Puis, je lui ai posé la question qui me turlupinait depuis que j'avais réalisé que c'est lui qui dessine la très chouette série du Chronoscope, dans les magazines DébrouillArts et Sport-Débrouillards, les pendants artistique et sportif du très célèbre et plus scientifique Débrouillards. Dans ces récits en 4 planches, qu'il produit 4 ou 5 fois par année depuis quelques années, on croise Félix et Zoé, deux jeunes ados délurés qui ont découvert le Chronoscope, un casque de réalité augmentée. Ce fabuleux gadget leur permet de remonter dans le temps pour rencontrer des artistes ou des sportifs célèbres, d'ici ou d'ailleurs, comme Maurice Richard, Marcelle Ferron, Jean-Paul Riopelle ou Sylvie Fréchette. Je voulais savoir si on allait avoir la chance de retrouver un jour des albums-compilations de ces courts récits. M. Colpron n'a pu me rassurer qu'à moitié. En somme, il aimerait bien que le projet se fasse, mais il semblerait que le monde de l'édition est de moins en moins facile, et rien de concret ne se dessine en ce sens... Snif! :^(
Après un rapide coucou à Karine Gottot et Maxim Cyr (où j'ai été, encore une fois, subjugué par la perfection des cercles que ce prolifique dessinateur peut faire à main levée!), j'ai pu rencontrer Yvon Roy pour la deuxième fois.

Cet homme très posé m'avait dédicacé son album auto-fictif les Petites Victoires, il y a 2 ans, album qui a, depuis, récolté une foule de prix. Pendant qu'il me dédicaçait son nouvel opus, Graines de bandits, où il relate son enfance un peu rude, il m'a annoncé qu'il bossait maintenant sur un tout autre projet, un drame social futuriste, mais avec un peu d'humour, un genre de comédie dramatique de S.F. sur laquelle il veut mettre le paquet sur le plan visuel. Intriguant, tout ça, et ô combien alléchant!

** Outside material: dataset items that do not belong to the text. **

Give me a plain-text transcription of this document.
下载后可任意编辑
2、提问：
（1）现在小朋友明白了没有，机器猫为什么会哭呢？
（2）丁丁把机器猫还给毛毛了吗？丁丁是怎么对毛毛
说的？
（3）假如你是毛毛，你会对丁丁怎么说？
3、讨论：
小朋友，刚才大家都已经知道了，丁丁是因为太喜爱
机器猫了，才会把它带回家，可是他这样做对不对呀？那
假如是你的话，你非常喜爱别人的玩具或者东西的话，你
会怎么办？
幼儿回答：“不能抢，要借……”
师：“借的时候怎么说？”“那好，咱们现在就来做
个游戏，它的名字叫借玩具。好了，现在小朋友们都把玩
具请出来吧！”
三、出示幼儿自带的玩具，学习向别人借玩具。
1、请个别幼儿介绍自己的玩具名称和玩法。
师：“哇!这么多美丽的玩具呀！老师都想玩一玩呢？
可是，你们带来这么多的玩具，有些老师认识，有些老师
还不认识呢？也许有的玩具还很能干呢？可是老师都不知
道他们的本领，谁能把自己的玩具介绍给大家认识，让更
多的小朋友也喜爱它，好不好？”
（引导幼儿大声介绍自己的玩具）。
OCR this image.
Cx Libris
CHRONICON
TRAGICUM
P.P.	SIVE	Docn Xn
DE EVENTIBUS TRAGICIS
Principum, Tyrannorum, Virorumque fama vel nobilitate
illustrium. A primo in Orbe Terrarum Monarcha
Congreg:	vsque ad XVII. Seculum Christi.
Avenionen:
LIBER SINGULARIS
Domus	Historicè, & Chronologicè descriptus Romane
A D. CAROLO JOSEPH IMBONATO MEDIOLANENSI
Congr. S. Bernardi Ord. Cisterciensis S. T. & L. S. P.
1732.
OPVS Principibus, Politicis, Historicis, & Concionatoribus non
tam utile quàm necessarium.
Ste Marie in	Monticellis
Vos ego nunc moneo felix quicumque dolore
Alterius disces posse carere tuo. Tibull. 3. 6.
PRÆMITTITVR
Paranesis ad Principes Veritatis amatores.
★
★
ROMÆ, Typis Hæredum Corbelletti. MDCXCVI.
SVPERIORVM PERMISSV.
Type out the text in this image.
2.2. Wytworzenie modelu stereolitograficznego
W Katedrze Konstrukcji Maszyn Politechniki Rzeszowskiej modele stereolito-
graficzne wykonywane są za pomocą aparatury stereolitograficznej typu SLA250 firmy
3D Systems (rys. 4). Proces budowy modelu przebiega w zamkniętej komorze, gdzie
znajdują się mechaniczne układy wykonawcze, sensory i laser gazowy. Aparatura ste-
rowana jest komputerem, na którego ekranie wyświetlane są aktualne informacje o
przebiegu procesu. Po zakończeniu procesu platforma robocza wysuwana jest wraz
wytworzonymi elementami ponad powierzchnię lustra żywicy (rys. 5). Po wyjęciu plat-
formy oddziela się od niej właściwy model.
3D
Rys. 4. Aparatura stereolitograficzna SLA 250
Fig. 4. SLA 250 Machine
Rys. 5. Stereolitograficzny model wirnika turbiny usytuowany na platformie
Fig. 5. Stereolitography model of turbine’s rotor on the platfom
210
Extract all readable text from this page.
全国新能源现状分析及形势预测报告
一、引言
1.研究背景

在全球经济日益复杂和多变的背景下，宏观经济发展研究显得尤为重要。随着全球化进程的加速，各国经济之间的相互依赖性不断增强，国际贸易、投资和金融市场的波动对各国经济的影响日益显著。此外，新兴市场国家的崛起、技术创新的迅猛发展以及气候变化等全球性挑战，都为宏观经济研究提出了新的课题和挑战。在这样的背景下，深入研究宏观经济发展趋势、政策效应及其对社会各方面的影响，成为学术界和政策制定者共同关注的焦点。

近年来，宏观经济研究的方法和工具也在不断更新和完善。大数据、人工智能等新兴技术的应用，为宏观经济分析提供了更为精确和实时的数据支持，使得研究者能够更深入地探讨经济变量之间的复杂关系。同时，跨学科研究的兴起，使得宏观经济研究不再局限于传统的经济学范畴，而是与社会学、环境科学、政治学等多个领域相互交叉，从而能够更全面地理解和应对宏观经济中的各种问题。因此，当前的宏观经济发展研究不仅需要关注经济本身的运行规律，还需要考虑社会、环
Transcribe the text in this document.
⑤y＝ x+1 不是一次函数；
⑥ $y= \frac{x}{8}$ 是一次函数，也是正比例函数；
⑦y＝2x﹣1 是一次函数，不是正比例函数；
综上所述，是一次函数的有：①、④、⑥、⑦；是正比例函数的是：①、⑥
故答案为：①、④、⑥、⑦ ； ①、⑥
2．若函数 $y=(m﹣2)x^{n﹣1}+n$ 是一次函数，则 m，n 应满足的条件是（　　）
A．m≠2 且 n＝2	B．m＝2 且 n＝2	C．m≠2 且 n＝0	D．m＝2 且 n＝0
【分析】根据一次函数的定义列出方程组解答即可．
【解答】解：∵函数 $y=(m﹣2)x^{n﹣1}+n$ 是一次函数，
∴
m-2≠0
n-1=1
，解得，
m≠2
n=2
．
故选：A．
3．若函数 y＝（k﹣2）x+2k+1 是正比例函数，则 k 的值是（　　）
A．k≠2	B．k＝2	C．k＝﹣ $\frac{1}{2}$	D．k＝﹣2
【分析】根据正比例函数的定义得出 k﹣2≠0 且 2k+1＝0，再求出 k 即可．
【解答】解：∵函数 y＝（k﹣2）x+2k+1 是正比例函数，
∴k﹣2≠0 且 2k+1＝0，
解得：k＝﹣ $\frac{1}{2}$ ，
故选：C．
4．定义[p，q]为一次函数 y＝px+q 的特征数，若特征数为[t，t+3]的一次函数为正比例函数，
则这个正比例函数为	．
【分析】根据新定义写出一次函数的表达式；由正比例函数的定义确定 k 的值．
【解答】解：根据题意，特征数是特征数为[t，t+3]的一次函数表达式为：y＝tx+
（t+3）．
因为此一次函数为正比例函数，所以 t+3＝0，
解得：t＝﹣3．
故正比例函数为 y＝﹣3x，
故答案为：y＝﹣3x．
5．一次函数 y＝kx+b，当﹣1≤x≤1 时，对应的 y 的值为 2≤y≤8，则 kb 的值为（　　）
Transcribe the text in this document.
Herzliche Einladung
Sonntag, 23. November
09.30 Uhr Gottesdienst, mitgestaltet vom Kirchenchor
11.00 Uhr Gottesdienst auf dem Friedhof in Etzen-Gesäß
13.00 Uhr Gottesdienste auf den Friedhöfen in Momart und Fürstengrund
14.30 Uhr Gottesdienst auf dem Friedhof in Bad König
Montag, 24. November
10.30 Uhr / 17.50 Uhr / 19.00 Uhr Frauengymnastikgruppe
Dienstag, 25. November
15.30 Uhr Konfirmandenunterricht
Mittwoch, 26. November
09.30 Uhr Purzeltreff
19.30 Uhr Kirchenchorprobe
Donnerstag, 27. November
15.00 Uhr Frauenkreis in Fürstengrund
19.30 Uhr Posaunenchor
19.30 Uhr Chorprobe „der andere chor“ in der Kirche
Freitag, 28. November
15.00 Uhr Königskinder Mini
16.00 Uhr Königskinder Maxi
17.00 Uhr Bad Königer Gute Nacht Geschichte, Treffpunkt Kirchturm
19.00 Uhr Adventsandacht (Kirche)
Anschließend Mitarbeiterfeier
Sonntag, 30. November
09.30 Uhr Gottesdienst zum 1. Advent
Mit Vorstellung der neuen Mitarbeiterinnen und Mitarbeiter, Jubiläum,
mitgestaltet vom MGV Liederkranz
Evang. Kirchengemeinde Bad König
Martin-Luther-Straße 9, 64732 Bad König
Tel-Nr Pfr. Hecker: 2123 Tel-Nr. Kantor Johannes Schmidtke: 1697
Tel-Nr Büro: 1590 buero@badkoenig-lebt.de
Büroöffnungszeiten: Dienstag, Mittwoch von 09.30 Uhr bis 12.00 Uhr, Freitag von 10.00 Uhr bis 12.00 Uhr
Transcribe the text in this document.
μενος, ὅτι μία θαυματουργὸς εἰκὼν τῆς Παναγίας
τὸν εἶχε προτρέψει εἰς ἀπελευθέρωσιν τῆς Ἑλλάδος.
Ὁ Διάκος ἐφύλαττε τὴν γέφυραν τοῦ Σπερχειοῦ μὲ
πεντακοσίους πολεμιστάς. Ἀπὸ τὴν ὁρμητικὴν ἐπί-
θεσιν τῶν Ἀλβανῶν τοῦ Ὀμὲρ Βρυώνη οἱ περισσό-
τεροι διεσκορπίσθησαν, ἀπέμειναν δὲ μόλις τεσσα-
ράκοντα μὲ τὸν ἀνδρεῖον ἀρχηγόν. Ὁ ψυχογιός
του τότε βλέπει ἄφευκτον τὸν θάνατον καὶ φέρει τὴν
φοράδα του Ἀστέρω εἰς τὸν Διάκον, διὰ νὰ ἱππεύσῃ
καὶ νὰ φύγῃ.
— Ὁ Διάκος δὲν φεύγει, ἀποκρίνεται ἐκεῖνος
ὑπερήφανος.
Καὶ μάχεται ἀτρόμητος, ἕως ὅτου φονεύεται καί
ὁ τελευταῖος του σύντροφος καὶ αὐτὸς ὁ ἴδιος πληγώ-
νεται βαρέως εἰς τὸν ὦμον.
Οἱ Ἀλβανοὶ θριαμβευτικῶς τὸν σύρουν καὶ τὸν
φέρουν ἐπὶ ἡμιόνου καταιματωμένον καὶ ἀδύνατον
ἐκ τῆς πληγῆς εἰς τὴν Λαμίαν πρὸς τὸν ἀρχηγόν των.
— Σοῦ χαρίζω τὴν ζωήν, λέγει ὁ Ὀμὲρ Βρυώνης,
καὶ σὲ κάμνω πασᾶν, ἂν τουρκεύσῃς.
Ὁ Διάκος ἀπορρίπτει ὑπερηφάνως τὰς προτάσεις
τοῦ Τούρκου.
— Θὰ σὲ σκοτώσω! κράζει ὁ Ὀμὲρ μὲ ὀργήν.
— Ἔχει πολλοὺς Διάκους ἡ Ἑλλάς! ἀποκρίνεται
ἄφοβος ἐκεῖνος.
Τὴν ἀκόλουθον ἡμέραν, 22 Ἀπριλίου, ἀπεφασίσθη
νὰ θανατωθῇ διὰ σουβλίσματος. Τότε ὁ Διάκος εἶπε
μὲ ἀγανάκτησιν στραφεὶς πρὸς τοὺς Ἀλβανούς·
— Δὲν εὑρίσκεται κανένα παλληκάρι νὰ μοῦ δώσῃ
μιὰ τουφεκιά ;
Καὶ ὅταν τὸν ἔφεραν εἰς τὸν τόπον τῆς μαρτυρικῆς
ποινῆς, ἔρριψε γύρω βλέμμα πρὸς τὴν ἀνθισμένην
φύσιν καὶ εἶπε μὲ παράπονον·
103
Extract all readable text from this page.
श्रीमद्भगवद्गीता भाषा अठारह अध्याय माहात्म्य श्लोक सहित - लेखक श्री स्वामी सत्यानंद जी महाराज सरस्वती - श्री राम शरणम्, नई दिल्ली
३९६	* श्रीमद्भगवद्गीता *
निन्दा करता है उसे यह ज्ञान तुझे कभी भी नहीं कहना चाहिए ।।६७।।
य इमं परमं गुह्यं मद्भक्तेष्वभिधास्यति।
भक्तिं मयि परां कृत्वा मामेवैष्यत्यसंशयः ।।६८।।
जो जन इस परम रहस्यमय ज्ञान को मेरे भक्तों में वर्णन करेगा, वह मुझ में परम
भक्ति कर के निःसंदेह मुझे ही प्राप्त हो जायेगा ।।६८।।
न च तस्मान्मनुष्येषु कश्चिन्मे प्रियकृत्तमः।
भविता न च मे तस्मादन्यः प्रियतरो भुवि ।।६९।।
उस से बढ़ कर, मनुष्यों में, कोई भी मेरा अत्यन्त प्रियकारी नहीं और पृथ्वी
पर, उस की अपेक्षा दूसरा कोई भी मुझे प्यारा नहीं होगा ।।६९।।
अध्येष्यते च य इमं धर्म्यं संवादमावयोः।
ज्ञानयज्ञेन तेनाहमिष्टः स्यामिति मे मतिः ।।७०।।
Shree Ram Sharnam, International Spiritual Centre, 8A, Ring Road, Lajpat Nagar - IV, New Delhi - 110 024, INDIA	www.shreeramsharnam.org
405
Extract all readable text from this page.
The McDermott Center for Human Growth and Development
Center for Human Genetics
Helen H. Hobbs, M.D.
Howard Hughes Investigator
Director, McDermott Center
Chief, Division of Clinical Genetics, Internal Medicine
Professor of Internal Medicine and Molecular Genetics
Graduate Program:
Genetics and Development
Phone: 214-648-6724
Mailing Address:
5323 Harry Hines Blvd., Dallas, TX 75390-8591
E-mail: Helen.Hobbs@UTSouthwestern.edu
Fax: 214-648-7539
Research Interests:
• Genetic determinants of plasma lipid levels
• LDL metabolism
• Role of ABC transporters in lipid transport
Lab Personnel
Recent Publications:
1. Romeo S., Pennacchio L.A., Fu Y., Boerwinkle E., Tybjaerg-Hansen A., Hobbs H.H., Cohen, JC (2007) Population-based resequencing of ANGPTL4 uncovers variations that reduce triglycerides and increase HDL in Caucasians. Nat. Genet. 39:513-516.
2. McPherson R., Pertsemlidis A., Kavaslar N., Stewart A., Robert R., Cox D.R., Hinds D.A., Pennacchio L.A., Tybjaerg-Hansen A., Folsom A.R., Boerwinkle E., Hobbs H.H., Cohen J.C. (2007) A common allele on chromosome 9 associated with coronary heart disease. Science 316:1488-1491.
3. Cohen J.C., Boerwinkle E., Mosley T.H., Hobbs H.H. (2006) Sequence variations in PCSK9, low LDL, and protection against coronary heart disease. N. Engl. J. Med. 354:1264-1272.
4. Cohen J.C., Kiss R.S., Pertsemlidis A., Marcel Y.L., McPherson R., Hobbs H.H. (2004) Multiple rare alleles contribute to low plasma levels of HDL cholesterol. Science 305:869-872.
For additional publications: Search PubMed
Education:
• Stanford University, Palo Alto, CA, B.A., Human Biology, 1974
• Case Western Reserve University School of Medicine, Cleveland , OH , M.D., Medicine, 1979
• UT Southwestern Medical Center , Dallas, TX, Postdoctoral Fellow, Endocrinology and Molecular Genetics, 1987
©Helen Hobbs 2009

Alors que nous parlions de tout ça , nous avons été interrompus par une jeune adolescente de 15 ou 16 ans un peu intense, qui est venue lui dire qu'elle avait fait un travail scolaire sur ses Petites Victoires et que ce récit l'avait beaucoup touchée, puisqu'elle est elle-même autiste de haut niveau (rappelons que les Petites Victoires racontent de façon très touchante la relation de M. Roy avec son fils autiste). La jeune fille devait enregistrer une publicité-télé, pour un oral en français, et elle a choisi de faire la sienne sur les Petites Victoires. C'était très beau de voir cette jeune rencontrer une de ses idoles, et de voir le visage de M. Roy, qui avait sous les yeux une preuve tangible de l'impact qu'a pu avoir son récit sur une de ses lectrices. Ce fut un moment très particulier à vivre, comme une bulle de bonté dans cette désagréable cohue qu'était le salon.
Pour la petite histoire, je terminerai en vous disant que vous l'avez peut-être déjà vue, cette jeune ado, vous aussi : elle vient de passer les auditions à l'aveugle, à la Voix, le mois passé!! Dieu que le monde est petit!